Is there a possibility to change to OUTPUT file to a custom /var/log destination

[avwsolutions]

Is there a possibility to change to OUTPUT file to a custom /var/log destination ?

In some cases you want to use for example /var/log/sysmon instead of the standard syslog, since it will overload the syslog for Linux admins. Additionally we can ensure that logging tools easily can harvest different formats without running to much reg matches.

[juju4]

You can do with rsyslog. for example with
https://github.com/juju4/ansible-sysmon/blob/master/templates/rsyslog-sysmon.conf.j2
at least until a native option to directly log to file.

[hillu]

Adding that plain file backend is a good idea because having systemd-journald(8) handle possibly vast numbers of messages does incur quite some cost in CPU overhead.

[kesheldr]

Possibly; I will add it to the list of suggestions to debate. Would it be better to build log rotation into Sysmon or provide a method that logrotate could use to rotate for it?

[juju4]

IMHO better to use external logrotate for rotation with just ensuring a HUP signal forces reopening log file.

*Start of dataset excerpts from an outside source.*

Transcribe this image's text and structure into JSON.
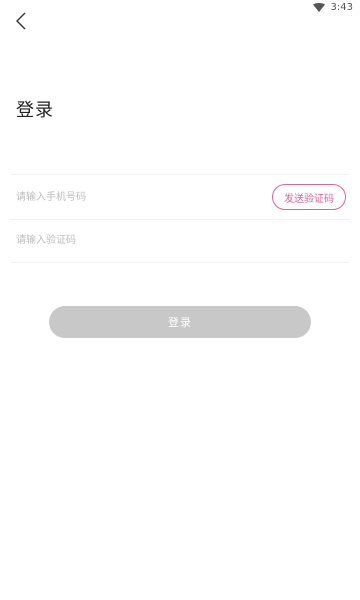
{
  "status_bar": {
    "time": "3:43",
    "wifi_icon": "wifi-icon"
  },
  "header": {
    "back_icon": "chevron-left-icon",
    "title": "登录"
  },
  "form": {
    "phone": {
      "value": "",
      "placeholder": "请输入手机号码"
    },
    "send_code_label": "发送验证码",
    "code": {
      "value": "",
      "placeholder": "请输入验证码"
    }
  },
  "login_button_label": "登录",
  "colors": {
    "accent": "#e4629c",
    "button_disabled": "#c8c8c8",
    "placeholder": "#bdbdbd",
    "divider": "#f1f1f1"
  }
}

But that does not prevent to have option to log a file directly without passing by rsyslog. most SIEM connector/forwarder handles that without issue. avoid rsyslog/journald overhead. Amusingly enough, not the Microsoft Monitoring Agent or Azure Monitoring Agent for now, I believe.

[hillu]

A problem with relying on logrotate (the implementation, not the concept) is that it is usually not run very often. (The presence of a /etc/cron.daily/logrotate script hints at once per day). For high-volume telemetry that is going to be shipped off to another system to be processed there, this is not good enough.

[juju4]

agreed on rotation frequency.
you can likely change it from cron.daily to cron.hourly but may have side impacts.
or just add extra call like https://jira.atlassian.com/browse/HCPUB-546 (care if dateext is enabled as filename conflict)

[ssi0202]

@juju4 will the solution to mention result in the file being a pure xml formattet log data? the reason i ask is that im looking at how one can ship sysmon log data off the endpoint having a xml in json within syslog file presents a bit of a problem when the data then have to be ingested in xyz log managment platform. the data is there but getting it in a good workable datashema takes extra work (its doable no doubt) the datachema and thus fieldnames etc is a pre requsite to easily run sigma rules against the sysmon data

[juju4]

at this point, there is no solution implementation so it is still opened but unlikely, logs are written per event, most often line by line which means log file can't be a full valid json or xml which both have start/end marker.

Most SIEM/logging platforms have parse xml operators (same than json)
https://docs.microsoft.com/en-us/azure/data-explorer/kusto/query/parse-xmlfunction
https://docs.splunk.com/Documentation/SplunkCloud/latest/Search/Extractfieldswithsearchcommands (spath, xmlkv...)
https://help.sumologic.com/05Search/Search-Query-Language/01-Parse-Operators/07-Parse-XML-Formatted-Logs
https://www.elastic.co/guide/en/logstash/current/plugins-filters-xml.html

in cli, xmllint or sysmonLogView are the main option but sysmonLogView is not very customizable IMHO and xmllint requires a fully valid xml input so needs some commandline-fu for processing. example

head -1 /var/log/sysmon/sysmon.log | sed 's/^.* sysmon: //' | xmllint --xpath "concat(/Event/EventData/Data[@Name='CommandLine']/text(), '|', /Event/EventData/Data[@Name='ParentCommandLine'
]/text())" -

less straightforward than jq and json.